The former Google product manager decided to do something about it and started an app called LiuLiShuo, which basically means “speaking fluently” in Mandarin. The app, which claims more than 30 million users, is one of scores of English-learning startups looking to disrupt China’s hidebound language schools. To differentiate itself from products started by Internet giants like Baidu and Tencent, LiuLiShuo brings gaming and social media features to the genre. Users win points when they move to the next level and text each other encouragement and tips. Wang also touts artificial intelligence that analyzes the student’s learning idiosyncrasies and tailors the teaching program to his or her needs.
Virtually unknown outside China, the Shanghai startup has raised $42 million at a valuation of $200 million as of its last funding round last year. LiuLiShuo’s investors include IDG Capital Partners, GGV Capital and Trustbridge Partners, which have backed the likes of Airbnb, Slack, Baidu, Alibaba, Tencent and Qihoo 360. Wang, a Princeton computer science graduate who worked at Google for two years before launching the app in 2013, plans eventually to produce versions in other languages, including Mandarin. “We want LiuLiShuo to be the go-to app for people across the world to learn any language,” Wang says. “The future of language learning is personalization.”

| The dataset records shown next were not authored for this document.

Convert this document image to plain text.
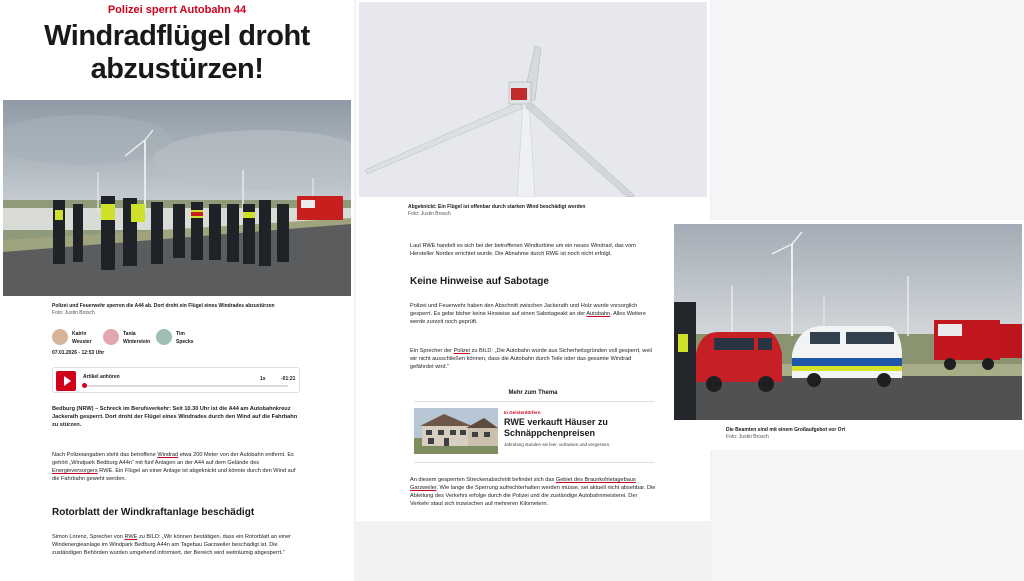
Polizei sperrt Autobahn 44
Windradflügel droht abzustürzen!
Polizei und Feuerwehr sperren die A44 ab. Dort droht ein Flügel eines Windrades abzustürzen
Foto: Justin Brosch
Katrin
Weuster
Tania
Winterstein
Tim
Specks
07.01.2026 - 12:53 Uhr
Artikel anhören	1x	-01:21

Bedburg (NRW) – Schreck im Berufsverkehr: Seit 10.30 Uhr ist die A44 am Autobahnkreuz Jackerath gesperrt. Dort droht der Flügel eines Windrades durch den Wind auf die Fahrbahn zu stürzen.

Nach Polizeiangaben steht das betroffene Windrad etwa 200 Meter von der Autobahn entfernt. Es gehört „Windpark Bedburg A44n“ mit fünf Anlagen an der A44 auf dem Gelände des Energieversorgers RWE. Ein Flügel an einer Anlage ist abgeknickt und könnte durch den Wind auf die Fahrbahn geweht werden.

Rotorblatt der Windkraftanlage beschädigt

Simon Lorenz, Sprecher von RWE zu BILD: „Wir können bestätigen, dass ein Rotorblatt an einer Windenergieanlage im Windpark Bedburg A44n am Tagebau Garzweiler beschädigt ist. Die zuständigen Behörden wurden umgehend informiert, der Bereich wird weiträumig abgesperrt.“

Abgeknickt: Ein Flügel ist offenbar durch starken Wind beschädigt worden
Foto: Justin Brosch

Laut RWE handelt es sich bei der betroffenen Windturbine um ein neues Windrad, das vom Hersteller Nordex errichtet wurde. Die Abnahme durch RWE ist noch nicht erfolgt.

Keine Hinweise auf Sabotage

Polizei und Feuerwehr haben den Abschnitt zwischen Jackerath und Holz wurde vorsorglich gesperrt. Es gebe bisher keine Hinweise auf einen Sabotageakt an der Autobahn. Alles Weitere werde zurzeit noch geprüft.

Ein Sprecher der Polizei zu BILD: „Die Autobahn wurde aus Sicherheitsgründen voll gesperrt, weil wir nicht ausschließen können, dass die Autobahn durch Teile oder das gesamte Windrad gefährdet wird.“

Mehr zum Thema
In Geisterdörfern
RWE verkauft Häuser zu Schnäppchenpreisen
Jahrelang standen sie leer, verlassen und vergessen.

An diesem gesperrten Streckenabschnitt befindet sich das Gebiet des Braunkohletagebaus Garzweiler. Wie lange die Sperrung aufrechterhalten werden müsse, sei aktuell nicht absehbar. Die Ableitung des Verkehrs erfolge durch die Polizei und die zuständige Autobahnmeisterei. Der Verkehr staut sich inzwischen auf mehreren Kilometern.

Die Beamten sind mit einem Großaufgebot vor Ort
Foto: Justin Brosch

There are skeptics, especially in traditional education circles. Mastering a language requires experienced teachers, immersion in the native tongue, and habitual reading of English news and books, says Jiang Xueqin, a former teacher in China who now consults. “If we’re talking about people who work in the services industry and you want to ramp up their English, that’s the perfect app for that,” he says. “But if we’re talking about training students to think for themselves, that wouldn’t help.” Still, Jiang acknowledges that Chinese parents spend thousands of yuan an hour for English tutoring only to discover that their kids can’t speak colloquial English. Wang, 36, started LiuLiShuo after a chance encounter with a foot masseuse. In the summer of 2012, a mutual friend introduced him to Andreas Weigend, Amazon’s former chief scientist. They met at a foot massage place in Shanghai. Turns out Weigend’s masseuse wanted to learn English so he could leave his job for a better one. His plan: to use a textbook written in the 1960s. Wang noticed the masseuse had a knock-off Android phone. Would he pay 100 yuan ($15) a month for an app that would push him new content every day and teach him English? The masseuse said he’d obviously pay if the app worked. After the massage, Wang and Weigend chatted into the night, sketching the broad outlines of what would become LiuLiShuo.
Hundreds of tech startups have emerged in China promising to quickly teach people how to speak the language at a fraction of what they’d typically pay a human teacher. In recent years, China’s internet giants — Baidu, Alibaba, Tencent — as well as the country’s largest online media and gaming companies have invested in the online language learning market.